2. The system of claim 1, wherein the adaptive neural network model is trained using a two-phase machine learning engine in combination with a spiking recurrent network model.
3. The system of claim 2, wherein the two-phase machine learning engine predicts the risk score for a set of predefined security hardenings.
4. The system of claim 2, wherein the two-phase machine learning engine, in a first mode, predicts a set of upcoming behavior transitions during an intense and previously unseen task by utilizing a temporal context of daily biometric behavior and simulating attention shifts.
5. The system of claim 2, wherein the two-phase machine learning engine in second mode, identifies a set of correlating points between a set of simulated behavior patterns and a set of risk disorders.
6. The system of claim 1, wherein the adaptive neural network model is based on Generic-Leaky-Integrate-and-Fire (GLIF) neural network model.
7. The system of claim 1, wherein the adaptive neural network model is trained using a set of recorded personal behavior data comprising several populations of equivalently structured, interconnected neurons represented as generic leaky integrate-and-fire neurons, trained with spike-timing-dependent plasticity (STDP).
8. The system of claim 1, further comprising a correlation matrix determined by correlating the risk score through the distributed network, wherein network access is controlled based on the correlation matrix.
9. The system of claim 8, wherein the risk score of the user is determined based on the correlation matrix using a machine learning model.
10. A method for assessing a security risk of a user, the method comprising the steps of:
a) collecting, at a computing device, human biometrics data, comprising daily activity data from a plurality of field biometric sensing devices;
b) analyzing, at the computing device, the human biometrics data using an adaptive neural network model that performs rational inference to learn a correlation between a human biometric anomalies and the security risk of the user to determine a security hardening;
c) determining, at the computing device or a personal data-collecting unit, a risk score of the user based on a daily behavior anomalies of the user;
d) determining a correlation matrix by comparing the risk score of the user, and
e) controlling a network access by the computing device to regulate security access based on the risk score.
11. The method of claim 10, wherein controlling the network access comprises alerting the user, disconnecting the network connection of the user and notifying an administrative user.
12. The method of claim 10, wherein the adaptive neural network model is trained using a two-phase machine learning engine in combination with a spiking recurrent network model.
13. The method of claim 12, wherein the two-phase machine learning engine is used to predict the security risks of the user.
14. The method of claim 12, wherein the two-phase machine learning engine, in a first mode, predicts upcoming behavior transitions during an intense and unseen visual task by exploiting a temporal context of behavior stall and simulating attention shifts.

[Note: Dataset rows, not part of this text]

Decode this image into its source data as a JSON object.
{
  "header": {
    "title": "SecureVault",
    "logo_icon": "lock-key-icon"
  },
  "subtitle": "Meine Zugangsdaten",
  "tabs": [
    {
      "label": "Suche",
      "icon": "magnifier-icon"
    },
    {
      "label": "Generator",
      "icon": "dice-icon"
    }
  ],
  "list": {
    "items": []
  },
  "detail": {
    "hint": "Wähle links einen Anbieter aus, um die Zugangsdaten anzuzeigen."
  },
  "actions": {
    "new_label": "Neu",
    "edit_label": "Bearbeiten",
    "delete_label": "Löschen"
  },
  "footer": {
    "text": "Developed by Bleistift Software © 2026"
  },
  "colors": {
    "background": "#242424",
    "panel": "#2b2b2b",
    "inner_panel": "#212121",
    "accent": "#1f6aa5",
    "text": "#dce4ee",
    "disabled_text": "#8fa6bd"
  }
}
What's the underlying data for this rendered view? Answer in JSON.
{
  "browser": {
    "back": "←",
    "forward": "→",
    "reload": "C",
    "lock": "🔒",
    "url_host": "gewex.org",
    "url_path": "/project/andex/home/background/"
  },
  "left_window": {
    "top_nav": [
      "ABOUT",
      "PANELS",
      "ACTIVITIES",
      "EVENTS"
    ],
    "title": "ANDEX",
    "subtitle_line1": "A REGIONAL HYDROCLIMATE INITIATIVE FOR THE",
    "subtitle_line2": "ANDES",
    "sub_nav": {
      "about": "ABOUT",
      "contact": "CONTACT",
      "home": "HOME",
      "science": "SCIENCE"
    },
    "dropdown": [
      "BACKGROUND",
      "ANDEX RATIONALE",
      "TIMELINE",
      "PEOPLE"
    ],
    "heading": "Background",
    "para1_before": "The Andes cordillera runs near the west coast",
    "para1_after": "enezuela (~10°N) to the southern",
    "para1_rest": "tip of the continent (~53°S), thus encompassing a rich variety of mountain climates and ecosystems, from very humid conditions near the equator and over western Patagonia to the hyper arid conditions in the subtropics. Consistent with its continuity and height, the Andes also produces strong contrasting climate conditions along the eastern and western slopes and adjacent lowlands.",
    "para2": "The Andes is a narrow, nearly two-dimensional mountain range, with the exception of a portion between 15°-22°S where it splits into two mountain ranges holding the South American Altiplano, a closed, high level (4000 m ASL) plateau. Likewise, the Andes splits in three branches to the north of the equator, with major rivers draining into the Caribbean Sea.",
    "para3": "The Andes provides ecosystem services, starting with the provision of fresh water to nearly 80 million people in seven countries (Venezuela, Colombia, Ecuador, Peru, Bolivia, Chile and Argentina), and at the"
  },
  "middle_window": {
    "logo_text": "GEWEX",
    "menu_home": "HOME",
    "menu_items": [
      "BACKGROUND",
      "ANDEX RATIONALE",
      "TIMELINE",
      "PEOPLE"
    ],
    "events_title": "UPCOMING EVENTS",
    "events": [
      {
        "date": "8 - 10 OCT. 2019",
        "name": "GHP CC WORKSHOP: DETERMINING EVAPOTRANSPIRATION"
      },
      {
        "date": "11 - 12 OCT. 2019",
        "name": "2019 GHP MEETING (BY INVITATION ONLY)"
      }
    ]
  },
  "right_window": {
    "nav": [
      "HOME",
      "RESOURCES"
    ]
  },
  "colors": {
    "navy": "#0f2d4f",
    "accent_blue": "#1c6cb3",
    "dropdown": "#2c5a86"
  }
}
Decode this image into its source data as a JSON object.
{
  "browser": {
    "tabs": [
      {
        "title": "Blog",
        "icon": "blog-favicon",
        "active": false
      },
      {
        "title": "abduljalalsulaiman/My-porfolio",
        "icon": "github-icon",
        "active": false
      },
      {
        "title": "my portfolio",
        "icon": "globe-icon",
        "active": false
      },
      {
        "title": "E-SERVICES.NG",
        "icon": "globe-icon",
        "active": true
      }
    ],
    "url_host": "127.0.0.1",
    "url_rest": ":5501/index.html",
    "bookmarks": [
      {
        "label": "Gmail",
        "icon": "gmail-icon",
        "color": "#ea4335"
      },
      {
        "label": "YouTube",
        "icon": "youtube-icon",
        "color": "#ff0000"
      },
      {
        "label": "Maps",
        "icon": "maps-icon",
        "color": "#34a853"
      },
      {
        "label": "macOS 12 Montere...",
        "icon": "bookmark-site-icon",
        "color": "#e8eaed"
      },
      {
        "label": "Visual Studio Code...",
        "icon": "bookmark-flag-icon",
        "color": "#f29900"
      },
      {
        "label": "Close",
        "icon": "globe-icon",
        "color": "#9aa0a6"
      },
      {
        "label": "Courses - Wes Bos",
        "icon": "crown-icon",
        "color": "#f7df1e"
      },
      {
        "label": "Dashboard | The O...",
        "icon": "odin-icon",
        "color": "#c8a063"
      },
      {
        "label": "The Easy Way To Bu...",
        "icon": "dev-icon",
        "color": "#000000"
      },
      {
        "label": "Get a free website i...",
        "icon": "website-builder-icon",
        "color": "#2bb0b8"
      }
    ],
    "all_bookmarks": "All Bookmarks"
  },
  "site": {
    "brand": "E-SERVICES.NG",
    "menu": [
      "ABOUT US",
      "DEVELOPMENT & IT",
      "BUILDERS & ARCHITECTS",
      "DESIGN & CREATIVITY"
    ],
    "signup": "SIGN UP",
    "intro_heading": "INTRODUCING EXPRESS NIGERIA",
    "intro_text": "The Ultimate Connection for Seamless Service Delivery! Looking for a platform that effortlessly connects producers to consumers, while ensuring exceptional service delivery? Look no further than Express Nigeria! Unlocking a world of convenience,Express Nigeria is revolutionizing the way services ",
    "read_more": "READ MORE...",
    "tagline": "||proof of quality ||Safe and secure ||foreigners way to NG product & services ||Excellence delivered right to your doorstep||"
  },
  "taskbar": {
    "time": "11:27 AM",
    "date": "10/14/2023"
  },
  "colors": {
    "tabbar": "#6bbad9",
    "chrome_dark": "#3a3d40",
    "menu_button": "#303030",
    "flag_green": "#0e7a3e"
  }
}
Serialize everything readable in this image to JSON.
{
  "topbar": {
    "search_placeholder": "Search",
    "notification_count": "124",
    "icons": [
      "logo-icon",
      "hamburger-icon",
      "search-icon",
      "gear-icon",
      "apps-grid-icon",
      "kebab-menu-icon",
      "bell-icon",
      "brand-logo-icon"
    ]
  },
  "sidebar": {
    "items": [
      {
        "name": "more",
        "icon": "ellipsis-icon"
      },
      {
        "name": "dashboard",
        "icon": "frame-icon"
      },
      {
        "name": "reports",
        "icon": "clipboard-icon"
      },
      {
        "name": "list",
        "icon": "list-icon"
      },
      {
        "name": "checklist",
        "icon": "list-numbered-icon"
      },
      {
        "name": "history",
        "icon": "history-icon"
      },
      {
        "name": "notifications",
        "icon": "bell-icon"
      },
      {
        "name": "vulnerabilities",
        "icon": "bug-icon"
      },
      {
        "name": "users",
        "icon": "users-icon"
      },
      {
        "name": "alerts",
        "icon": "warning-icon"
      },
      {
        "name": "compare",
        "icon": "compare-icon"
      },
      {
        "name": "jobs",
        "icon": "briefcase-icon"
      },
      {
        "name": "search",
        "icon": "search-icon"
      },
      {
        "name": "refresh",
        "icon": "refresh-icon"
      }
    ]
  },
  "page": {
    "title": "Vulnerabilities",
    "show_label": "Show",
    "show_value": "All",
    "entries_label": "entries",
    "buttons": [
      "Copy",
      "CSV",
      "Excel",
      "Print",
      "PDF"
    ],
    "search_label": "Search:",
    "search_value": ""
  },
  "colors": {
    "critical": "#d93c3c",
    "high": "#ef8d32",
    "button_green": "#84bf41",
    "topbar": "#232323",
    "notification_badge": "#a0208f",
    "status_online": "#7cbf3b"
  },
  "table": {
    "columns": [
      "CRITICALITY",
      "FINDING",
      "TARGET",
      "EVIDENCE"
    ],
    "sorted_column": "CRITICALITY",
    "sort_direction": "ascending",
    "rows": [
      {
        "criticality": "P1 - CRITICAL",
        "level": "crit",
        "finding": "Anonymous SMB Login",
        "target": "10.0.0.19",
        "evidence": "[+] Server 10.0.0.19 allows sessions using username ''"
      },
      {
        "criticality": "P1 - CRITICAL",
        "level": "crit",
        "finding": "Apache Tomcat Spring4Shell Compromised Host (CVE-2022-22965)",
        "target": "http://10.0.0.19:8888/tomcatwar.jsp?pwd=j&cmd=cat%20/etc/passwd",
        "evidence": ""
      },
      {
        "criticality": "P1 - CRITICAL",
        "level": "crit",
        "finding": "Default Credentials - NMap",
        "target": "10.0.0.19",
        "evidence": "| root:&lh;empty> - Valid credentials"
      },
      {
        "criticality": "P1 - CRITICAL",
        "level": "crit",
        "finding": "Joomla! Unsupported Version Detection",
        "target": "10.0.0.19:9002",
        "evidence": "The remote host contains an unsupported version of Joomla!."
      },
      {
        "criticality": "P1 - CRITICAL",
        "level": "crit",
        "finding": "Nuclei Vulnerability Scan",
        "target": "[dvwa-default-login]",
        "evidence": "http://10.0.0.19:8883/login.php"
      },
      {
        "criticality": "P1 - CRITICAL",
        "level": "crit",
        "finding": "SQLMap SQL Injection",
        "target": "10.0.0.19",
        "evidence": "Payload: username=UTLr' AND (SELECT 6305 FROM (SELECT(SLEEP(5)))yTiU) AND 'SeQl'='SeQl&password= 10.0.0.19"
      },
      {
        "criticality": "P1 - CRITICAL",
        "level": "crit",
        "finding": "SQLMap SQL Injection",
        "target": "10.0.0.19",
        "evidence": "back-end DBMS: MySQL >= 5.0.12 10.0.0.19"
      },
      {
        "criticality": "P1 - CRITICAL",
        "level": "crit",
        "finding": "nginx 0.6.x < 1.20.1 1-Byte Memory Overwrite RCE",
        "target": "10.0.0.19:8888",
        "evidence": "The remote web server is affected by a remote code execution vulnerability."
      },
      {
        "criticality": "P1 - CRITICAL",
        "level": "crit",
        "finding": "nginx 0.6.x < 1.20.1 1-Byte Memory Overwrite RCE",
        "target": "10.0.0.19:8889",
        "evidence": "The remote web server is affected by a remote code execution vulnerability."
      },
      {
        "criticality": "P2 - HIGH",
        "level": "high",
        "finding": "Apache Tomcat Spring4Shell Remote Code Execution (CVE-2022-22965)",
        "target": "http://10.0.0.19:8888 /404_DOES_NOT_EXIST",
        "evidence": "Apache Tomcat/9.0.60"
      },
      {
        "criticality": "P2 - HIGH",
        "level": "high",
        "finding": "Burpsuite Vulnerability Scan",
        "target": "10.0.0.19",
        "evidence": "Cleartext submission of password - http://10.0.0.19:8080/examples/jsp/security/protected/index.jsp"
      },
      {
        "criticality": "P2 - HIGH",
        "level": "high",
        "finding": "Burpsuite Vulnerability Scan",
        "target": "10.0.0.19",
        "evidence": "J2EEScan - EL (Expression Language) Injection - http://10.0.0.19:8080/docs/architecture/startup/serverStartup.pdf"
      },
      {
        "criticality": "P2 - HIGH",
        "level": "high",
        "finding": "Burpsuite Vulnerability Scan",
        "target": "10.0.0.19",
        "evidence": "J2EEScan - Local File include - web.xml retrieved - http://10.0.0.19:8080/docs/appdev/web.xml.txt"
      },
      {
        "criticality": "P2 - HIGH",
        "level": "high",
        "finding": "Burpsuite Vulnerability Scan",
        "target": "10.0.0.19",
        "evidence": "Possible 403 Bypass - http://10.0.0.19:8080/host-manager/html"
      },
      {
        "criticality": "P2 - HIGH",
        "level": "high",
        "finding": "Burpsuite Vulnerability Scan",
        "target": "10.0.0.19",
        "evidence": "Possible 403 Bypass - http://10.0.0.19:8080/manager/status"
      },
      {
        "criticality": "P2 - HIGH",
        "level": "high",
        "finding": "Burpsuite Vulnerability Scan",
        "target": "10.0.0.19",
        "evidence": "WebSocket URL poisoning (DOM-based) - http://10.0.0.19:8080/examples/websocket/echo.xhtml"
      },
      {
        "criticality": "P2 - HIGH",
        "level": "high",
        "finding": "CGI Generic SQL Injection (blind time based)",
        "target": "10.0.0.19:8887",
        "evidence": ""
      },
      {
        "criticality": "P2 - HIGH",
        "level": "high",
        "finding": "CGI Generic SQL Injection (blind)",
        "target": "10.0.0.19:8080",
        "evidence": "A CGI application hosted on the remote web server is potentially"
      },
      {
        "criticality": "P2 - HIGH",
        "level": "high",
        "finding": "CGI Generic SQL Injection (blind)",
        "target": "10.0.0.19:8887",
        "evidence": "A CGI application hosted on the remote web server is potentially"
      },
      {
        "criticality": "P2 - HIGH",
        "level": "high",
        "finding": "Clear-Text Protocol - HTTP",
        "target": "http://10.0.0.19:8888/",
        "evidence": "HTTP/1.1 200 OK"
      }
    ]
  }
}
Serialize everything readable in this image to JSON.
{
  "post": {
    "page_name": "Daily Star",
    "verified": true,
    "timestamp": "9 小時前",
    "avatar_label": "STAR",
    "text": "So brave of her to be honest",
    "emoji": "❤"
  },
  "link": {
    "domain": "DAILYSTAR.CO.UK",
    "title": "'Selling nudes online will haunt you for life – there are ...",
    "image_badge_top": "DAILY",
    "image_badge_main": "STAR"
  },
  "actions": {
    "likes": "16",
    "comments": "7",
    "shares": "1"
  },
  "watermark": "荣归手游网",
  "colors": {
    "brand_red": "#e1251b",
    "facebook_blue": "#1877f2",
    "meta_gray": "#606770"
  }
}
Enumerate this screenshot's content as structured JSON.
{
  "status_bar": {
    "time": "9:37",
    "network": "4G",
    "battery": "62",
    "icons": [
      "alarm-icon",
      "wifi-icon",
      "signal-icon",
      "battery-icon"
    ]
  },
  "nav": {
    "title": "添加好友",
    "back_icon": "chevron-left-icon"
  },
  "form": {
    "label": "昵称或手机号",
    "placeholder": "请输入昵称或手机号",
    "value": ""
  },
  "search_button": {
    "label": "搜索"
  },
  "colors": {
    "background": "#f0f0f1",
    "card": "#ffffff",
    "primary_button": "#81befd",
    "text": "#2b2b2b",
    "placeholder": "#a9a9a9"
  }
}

15. The method of claim 12, wherein the two-phase machine learning engine, in second mode, identifies a set of correlating points between simulated behavior patterns and security risks.
16. The method of claim 10, wherein the adaptive neural network model is based on Generic-Leaky-Integrate-and-Fire (GLIF) neural network model.
17. The method of claim 10, wherein the adaptive neural network model is trained using a recorded behavior shift data comprising populations of equivalently structured, interconnected neurons represented as generic leaky integrate-and-fire neurons, trained with spike-timing-dependent plasticity (STDP).
18. The method of claim 10, further comprising determining a correlation matrix by correlating the risk score with a network activity log of the user, wherein the network access is controlled based on the correlation matrix.
19. The method of claim 18, wherein the risk score of the user is determined based on the correlation matrix using a machine learning model.